On September 17th, The Center for Community Engagement at Otterbein University, in partnership with the student-led group, Raise Your Voice, held two events to help broaden students’ understanding of the constitution, civil liberties, and responsibilities of citizenship! The Campus Center was transformed into Independence Hall, as students spent part of their lunch hour writing their own 28th amendment to the Constitution. A few examples of the amendments were “All citizens shall have access to food,” “Every citizen shall be required to participate in 20 hours of community service a year,” and “College should be free, or cost less, for people who want to go to college.”
As part of the celebration, over 100 students also played “Constitution Plinko”, where history became fun with historic rubber ducks, Constitution pencils, President Obama’s favorite candy, and American Flag cupcakes. Otterbein’s bi-partisan political student group, Raise Your Voice, held an evening program, “Exploring Our Founding” where students explored representations of the Constitution in the media and held an open dialogue about the Constitution and its relevance to the daily lives of college students.
Albert State University
In honor of Constitution Day, five Alfred University (AU) professors participated in a panel discussion about the current Syrian conflict on Thursday, Sep. 19 at 5:30 p.m. in Nevins Theater. The panel, titled “The President’s Power to Commit America to Combat: Constitutional, Moral, and Practical Considerations,” is free and open to the public. AU professors Christopher Churchill, Assistant Professor of History and Global Studies; Robert Heineman, Professor of Political Science; Gary Ostrower, Professor of History; Jeff Sluyter-Beltrao, Associate Professor of Political Science; and Emrys Westacott, Professor of Philosophy, offered insights from their respective areas of expertise.

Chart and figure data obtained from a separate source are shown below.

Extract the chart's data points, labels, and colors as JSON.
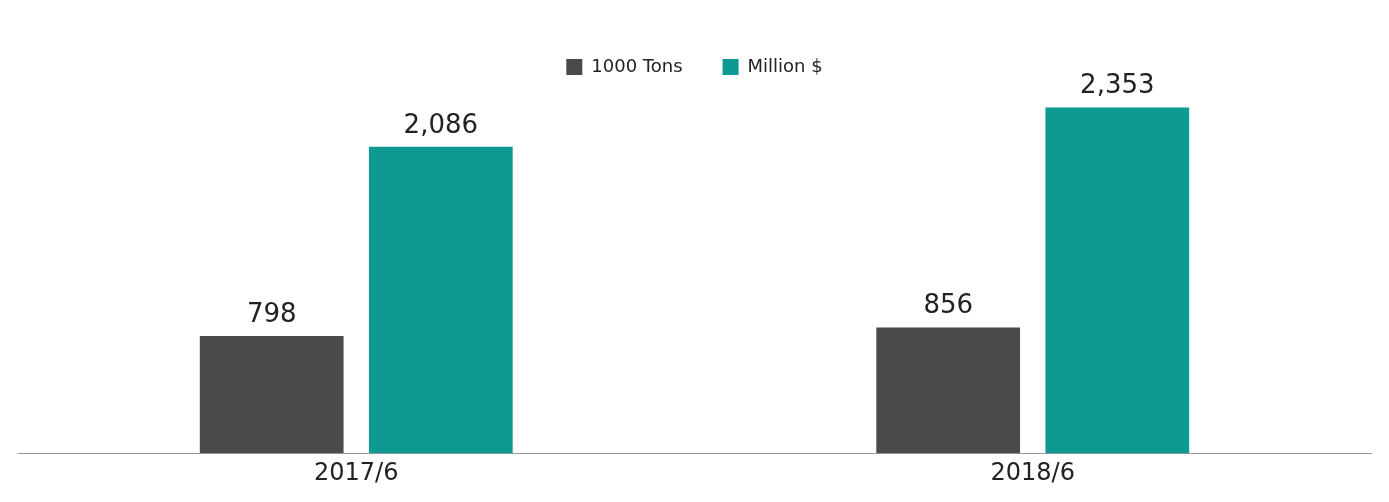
{
  "chart_data": {
    "type": "bar",
    "categories": [
      "2017/6",
      "2018/6"
    ],
    "series": [
      {
        "name": "1000 Tons",
        "color": "#4a4a4d",
        "values": [
          798,
          856
        ],
        "value_labels": [
          "798",
          "856"
        ]
      },
      {
        "name": "Million $",
        "color": "#0e9a92",
        "values": [
          2086,
          2353
        ],
        "value_labels": [
          "2,086",
          "2,353"
        ]
      }
    ],
    "legend": "top",
    "grid": false
  }
}
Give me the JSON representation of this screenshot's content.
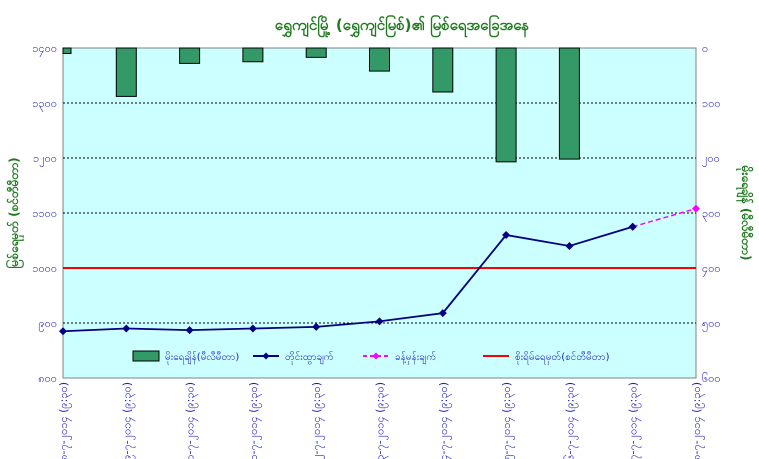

Watch the video and learn more here.
Constitution Week at Indiana University-Purdue University Indianapolis (IUPUI) began with the arrival of two former Congressmen, Representative Steve Kuykendall (R-CA) and Representative Nick Lampson (D-TX). Through the Congress to Campus Program, IUPUI hosted these two leaders from the public sector on Monday and Tuesday (Constitution Day). They shared their words of wisdom and interacted with students in a variety of capacities, including panel discussions and class talks about a variety of topics from their roles in public service to the constitutionality of the United States’ involvement in Syria. Panel discussions included other state legislators and academics, who also shared their careers in public service and civic engagement, thoughts on current events, and visions for the future. Constitution Week also included an ongoing Voter Registration Drive within our student union and Constitution Week Jeopardy to challenge students on their knowledge of the United States government and the Constitution.
Ramapo College observed Constitution Day by signing a giant version of the US constitution. “Benjamin Franklin” (performed by Professor Michael Edelstein) delivered a special address as students enjoyed an American-themed cake. During the program, the Civic and Community Engagement Center officially launched TurboVote. Over 50 students registered to vote and signed up for information about upcoming New Jersey elections. In addition, Constitution Day marked the launch of the Supreme Court of the United States Discussion Series. This discussion series consists of programs on same-sex marriage, voting rights, and affirmative action.